Banks today offer other products besides the usual deposit products. You can invest in the instruments they offer like Unit Investment Trust Funds (UITF), mutual funds, bonds and insurance. Take time to know what your bank offers other than traditional deposit products.

 

Properties

 

Most Filipinos look more into properties for investments. Growing up we always hear our elders telling us that land was the best investment. However, saying that land is the best investment may be too uncertain. Real estate’s greatest attraction is that it is a tangible investment – you can use it unlike bank investments.
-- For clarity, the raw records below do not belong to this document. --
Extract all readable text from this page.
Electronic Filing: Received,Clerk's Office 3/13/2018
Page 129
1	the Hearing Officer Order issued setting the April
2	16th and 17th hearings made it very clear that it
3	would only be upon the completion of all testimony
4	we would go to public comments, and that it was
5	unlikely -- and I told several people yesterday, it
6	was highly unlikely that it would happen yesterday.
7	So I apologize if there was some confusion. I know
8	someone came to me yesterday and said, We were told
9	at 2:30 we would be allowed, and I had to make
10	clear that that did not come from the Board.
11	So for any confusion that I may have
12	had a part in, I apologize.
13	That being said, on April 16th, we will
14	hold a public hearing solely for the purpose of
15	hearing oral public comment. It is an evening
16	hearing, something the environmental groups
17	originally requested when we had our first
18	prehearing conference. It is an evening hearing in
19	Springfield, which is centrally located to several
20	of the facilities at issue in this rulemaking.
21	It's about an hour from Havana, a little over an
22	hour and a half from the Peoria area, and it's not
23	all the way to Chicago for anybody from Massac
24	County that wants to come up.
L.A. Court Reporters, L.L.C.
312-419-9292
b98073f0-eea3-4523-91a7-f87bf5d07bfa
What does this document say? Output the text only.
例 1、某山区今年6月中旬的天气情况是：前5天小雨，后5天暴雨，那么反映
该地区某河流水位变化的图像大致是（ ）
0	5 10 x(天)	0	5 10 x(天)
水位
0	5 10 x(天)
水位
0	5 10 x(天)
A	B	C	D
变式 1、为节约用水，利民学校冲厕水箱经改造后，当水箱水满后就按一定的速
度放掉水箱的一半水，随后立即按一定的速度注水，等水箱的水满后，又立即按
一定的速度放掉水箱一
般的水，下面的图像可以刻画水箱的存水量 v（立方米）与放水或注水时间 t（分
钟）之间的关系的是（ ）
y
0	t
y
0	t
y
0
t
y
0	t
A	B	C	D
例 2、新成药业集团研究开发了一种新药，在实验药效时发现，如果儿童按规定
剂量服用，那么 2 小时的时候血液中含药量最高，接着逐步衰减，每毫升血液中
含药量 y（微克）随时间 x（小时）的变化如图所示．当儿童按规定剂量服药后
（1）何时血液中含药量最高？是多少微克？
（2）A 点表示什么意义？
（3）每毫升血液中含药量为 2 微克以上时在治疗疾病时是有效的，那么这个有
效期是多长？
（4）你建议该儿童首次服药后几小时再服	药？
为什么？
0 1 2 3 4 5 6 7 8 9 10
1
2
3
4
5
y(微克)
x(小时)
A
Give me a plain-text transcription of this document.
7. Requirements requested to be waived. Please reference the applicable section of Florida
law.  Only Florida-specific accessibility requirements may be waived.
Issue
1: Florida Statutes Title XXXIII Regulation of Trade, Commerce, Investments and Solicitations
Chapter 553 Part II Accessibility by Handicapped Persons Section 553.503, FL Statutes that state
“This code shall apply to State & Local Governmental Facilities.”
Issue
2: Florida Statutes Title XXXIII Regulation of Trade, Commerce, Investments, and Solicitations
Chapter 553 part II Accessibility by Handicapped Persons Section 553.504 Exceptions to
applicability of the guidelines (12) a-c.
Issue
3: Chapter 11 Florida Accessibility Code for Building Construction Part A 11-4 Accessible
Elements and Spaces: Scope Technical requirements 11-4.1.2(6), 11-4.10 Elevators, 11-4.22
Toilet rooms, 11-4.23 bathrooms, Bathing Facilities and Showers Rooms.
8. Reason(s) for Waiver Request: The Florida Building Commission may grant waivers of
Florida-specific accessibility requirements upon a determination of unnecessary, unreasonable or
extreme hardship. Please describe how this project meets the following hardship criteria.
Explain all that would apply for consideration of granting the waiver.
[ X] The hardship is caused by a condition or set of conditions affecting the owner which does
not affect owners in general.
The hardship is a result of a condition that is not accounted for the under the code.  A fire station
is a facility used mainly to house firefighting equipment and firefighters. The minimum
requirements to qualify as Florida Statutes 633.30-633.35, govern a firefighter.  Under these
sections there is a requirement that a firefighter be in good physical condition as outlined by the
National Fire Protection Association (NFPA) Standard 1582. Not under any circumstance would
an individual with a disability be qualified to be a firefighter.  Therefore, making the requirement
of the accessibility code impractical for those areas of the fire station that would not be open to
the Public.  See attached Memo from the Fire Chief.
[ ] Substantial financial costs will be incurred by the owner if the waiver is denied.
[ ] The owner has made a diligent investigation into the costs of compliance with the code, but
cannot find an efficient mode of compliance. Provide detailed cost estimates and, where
Land usually appreciates in value giving you capital growth, or it can generate a steady flow of income through rentals and capital gains, when you decide to sell it.

 

There are times however when real estate investments do not appreciate or, in some cases, their appreciation does not meet your expectations. Also, there are recurring costs in property investments such as real estate tax, administrative or association dues and common are charges. When you sell a property, you will be shocked with the hefty capital gains tax on top of the broker’s fee.

 

When you sum up all the money you need to spend during the time you need are holding your real estate investment, you will realize that your gains are not as substantial as you thought it would be.

 

Another downside on real estate is the cost – you need to spend a huge sum to buy land. If you decide to borrow money to finance your real estate investment, the interest that you have to pay may just eat up the gains you will make. Buying real estate because you need to live in it is another story as it is not necessarily an investment.

 

Business

 

Another word that Filipinos are used to, everyone wants to be their own boss, and why not? Businesses can potentially give you the highest returns (if you know how to run it well). A business that succeeds can make one a millionaire, a billionaire even. There are many success stories of people who started with little but are now well off because of their business. However, business endeavors are the riskiest among all these investment options, because of their volatile nature. There are more businesses that fail rather than succeed, which is not encouraging for the new comers in the business world. Putting up a business requires more than just capital – competence, passion, timing, market and lot of studying and research are needed when you are considering doing business.

 

Stocks

 

There is so much attention to stocks today as more and more Filipinos are being enticed into investing in equities because of its great performance in the last two to three years. Many investors are very optimistic with our local stock market and may find experts predicting that our stock market will further go up in the coming year.

 

Investing in equities today is also more convenient. Even with only a small amount, you can buy stocks through brokers (and online) or through pooled funds such as mutual funds or UITFs (as mentioned above). Although, as a known fact (contradicting the risks of bank products) the higher the return, the higher the risk. While it is true that the stock market has been giving extremely good returns lately, there were also times when investors lost a lot of money.

 

The stock market is not as predictable as people think it is and all the gains over the last three years can also be wiped out in a short period of time. More so, investing in the stock market, especially when you plan to trade, require a lot of competency and time. If you don’t have the competency and the time to trade, you should think of another option.

 

Whichever Investments you choose:

 

Think well and deep about your decision on where you want to put your money. Not all investments are the best one for you, but once you have weighed out what you want and what you can handle, then there would be less room for errors and disappointments. Always keep in mind to learn about your decisions, it is the best way to minimize risks.